Nine people have been killed and at least 50 injured after a World War II fighter plane crashed at an air show in the US state of Nevada.
The vintage aircraft spiralled out of control and plunged into a VIP area at the Reno Air Races.
The elderly pilot of the P-51 Mustang was among the dead.
Video taken from the stands and posted on YouTube showed a plane crashing nose-down during a race against several other aircraft.
The air show is hugely popular, drawing thousands of spectators annually.
After the crash, on the third lap of the race, witnesses could be heard gasping: "Oh, my God."
A huge brown cloud rose up moments afterwards and debris was strewn at high velocity over a wide area.
It is believed the plane had climbed to an altitude of 400ft before plunging at a steep angle into the ground.
Michael Houghton, chief executive of the Reno Air Racing Association, told a news conference the crash was "considered a mass casualty situation".
Stephanie Kruse, a spokeswoman for the Regional Emergency Medical Service Authority, said emergency crews took a total of 56 injury victims to three hospitals.
She said they also observed a number of people being transported by private vehicle, which they are not including in their count.
Deputy police chief Dave Evans said the remains of seven victims were recovered from the tarmac at the site, adding to two people who had already been confirmed dead by a local hospital.
Mike Draper, a spokesman for the race organisers, said the plane was piloted by 74-year-old Jimmy Leeward.

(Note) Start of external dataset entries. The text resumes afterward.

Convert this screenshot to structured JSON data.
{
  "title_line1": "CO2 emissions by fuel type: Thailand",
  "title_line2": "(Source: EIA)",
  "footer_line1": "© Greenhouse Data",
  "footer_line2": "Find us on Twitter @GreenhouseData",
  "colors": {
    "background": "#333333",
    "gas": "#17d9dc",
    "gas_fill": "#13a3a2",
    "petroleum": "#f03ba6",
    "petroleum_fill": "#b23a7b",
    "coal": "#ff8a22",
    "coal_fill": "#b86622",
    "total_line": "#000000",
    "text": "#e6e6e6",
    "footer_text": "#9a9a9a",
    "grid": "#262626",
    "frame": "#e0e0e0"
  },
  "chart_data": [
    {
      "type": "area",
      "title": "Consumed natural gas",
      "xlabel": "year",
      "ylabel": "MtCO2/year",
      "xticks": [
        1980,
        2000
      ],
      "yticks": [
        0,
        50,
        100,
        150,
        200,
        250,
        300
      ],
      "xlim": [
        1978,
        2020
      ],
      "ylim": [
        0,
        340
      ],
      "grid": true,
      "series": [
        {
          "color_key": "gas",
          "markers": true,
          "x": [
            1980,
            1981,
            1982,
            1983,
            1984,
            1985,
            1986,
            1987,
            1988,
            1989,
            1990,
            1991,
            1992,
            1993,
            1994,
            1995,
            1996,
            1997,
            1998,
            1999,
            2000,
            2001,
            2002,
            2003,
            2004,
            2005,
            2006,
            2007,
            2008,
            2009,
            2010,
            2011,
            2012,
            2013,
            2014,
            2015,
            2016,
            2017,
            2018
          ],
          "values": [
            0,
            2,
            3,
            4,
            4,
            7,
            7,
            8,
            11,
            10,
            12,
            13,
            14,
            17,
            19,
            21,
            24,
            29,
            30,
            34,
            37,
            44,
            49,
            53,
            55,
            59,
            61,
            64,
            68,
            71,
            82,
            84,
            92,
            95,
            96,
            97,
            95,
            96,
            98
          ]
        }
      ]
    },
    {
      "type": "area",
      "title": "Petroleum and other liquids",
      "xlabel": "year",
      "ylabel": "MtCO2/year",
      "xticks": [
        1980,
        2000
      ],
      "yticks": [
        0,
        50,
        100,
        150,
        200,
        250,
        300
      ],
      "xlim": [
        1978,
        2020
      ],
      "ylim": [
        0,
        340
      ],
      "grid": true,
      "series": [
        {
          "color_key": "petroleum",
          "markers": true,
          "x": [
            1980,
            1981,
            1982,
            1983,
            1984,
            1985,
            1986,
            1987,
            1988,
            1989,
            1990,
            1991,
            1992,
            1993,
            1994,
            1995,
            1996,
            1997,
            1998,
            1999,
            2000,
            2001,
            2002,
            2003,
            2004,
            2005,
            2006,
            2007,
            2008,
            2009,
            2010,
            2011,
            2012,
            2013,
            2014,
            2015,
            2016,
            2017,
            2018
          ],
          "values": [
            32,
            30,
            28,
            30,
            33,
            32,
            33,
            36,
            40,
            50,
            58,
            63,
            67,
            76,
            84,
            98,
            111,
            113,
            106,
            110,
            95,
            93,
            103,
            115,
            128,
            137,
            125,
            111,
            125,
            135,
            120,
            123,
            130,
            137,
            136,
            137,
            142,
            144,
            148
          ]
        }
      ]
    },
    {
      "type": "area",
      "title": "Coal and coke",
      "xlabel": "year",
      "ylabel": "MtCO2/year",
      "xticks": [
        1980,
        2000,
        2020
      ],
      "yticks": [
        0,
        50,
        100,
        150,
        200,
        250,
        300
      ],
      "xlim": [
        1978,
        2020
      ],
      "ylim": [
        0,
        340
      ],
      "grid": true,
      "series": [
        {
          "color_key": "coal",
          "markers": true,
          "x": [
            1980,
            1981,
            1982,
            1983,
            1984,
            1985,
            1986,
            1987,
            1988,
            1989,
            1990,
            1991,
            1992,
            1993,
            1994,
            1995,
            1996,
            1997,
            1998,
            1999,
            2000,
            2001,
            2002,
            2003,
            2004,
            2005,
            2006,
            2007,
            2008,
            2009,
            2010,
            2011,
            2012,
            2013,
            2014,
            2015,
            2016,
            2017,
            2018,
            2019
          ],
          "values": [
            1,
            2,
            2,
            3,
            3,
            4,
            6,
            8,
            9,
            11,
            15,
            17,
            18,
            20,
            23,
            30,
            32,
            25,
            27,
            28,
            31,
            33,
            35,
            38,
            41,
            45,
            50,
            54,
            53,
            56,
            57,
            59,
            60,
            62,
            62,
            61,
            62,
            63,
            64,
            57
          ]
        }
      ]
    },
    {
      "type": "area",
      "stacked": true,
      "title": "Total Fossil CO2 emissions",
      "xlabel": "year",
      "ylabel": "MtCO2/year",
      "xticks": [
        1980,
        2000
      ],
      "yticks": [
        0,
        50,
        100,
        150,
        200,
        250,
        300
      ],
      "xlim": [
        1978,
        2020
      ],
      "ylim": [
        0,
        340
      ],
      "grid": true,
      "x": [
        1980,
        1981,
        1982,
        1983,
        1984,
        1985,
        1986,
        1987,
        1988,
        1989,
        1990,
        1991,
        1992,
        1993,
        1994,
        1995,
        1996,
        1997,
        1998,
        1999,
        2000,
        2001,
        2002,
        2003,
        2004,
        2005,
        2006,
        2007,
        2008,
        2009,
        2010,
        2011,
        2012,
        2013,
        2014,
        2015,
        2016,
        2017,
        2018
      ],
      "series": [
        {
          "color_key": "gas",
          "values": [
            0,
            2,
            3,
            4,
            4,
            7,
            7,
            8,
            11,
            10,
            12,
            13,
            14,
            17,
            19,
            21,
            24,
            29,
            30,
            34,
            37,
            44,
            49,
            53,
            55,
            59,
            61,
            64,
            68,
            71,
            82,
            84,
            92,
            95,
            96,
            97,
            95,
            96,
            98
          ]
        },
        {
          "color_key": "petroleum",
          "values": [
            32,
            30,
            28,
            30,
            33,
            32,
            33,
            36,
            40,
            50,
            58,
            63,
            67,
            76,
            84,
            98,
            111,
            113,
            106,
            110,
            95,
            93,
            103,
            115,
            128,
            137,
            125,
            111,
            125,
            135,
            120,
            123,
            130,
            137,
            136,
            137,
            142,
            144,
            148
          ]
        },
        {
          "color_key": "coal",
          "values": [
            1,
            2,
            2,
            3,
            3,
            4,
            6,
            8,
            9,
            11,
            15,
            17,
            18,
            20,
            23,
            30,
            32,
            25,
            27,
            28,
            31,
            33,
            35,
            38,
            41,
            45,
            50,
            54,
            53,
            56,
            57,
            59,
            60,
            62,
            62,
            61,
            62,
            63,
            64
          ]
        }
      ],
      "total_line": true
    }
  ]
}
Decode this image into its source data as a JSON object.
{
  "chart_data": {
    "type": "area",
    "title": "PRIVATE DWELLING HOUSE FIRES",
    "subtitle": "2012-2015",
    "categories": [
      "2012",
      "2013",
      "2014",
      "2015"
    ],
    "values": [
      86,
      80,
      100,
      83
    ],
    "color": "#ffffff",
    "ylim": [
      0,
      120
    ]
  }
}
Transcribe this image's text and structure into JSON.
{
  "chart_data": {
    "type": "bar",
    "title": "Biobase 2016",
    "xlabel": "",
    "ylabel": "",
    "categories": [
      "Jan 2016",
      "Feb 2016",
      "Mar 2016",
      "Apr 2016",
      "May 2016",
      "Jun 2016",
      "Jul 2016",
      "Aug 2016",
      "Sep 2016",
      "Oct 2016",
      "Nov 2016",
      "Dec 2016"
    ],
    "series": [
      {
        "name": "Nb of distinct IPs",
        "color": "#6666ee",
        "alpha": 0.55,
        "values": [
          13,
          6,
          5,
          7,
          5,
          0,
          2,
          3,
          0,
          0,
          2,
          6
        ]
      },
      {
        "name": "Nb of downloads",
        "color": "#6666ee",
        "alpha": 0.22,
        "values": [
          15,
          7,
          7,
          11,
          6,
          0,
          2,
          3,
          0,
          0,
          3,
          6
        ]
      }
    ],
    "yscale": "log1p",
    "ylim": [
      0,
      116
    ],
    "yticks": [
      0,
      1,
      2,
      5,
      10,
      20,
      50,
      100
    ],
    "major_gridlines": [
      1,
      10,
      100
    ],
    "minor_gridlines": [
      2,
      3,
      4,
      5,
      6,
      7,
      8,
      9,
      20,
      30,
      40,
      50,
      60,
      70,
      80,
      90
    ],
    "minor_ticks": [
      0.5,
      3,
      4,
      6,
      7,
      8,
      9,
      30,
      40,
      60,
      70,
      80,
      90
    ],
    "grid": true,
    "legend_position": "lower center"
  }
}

He is a well-known local veteran airman and a movie stunt pilot who was flying a P-51 Mustang called The Galloping Ghost.
On Thursday, he talked about team tactics for the weekend races, saying: "Right now, I think we've calculated out, we're as fast as anybody in the field, or maybe even a little faster, but to start with, we really didn't want to show our hand, until about Saturday or Sunday.
"We've been playing poker since last Monday, and so it's ready - we're ready to show a couple more cards, so we'll see Friday what happens, and Saturday we'll probably go ahead and play our third ace, and on Sunday, we'll do our fourth ace."
In a June video posted at the website for the air race, Leeward said The Galloping Ghost raced from 1946 to 1950 in the Cleveland Air Races.
He said his crew cut 10ft off the plane's length and made other modifications to improve its aerodynamic abilities and reach speeds of 500mph.
Authorities were investigating the cause, but an official at the event said there were indications that mechanical problems were to blame.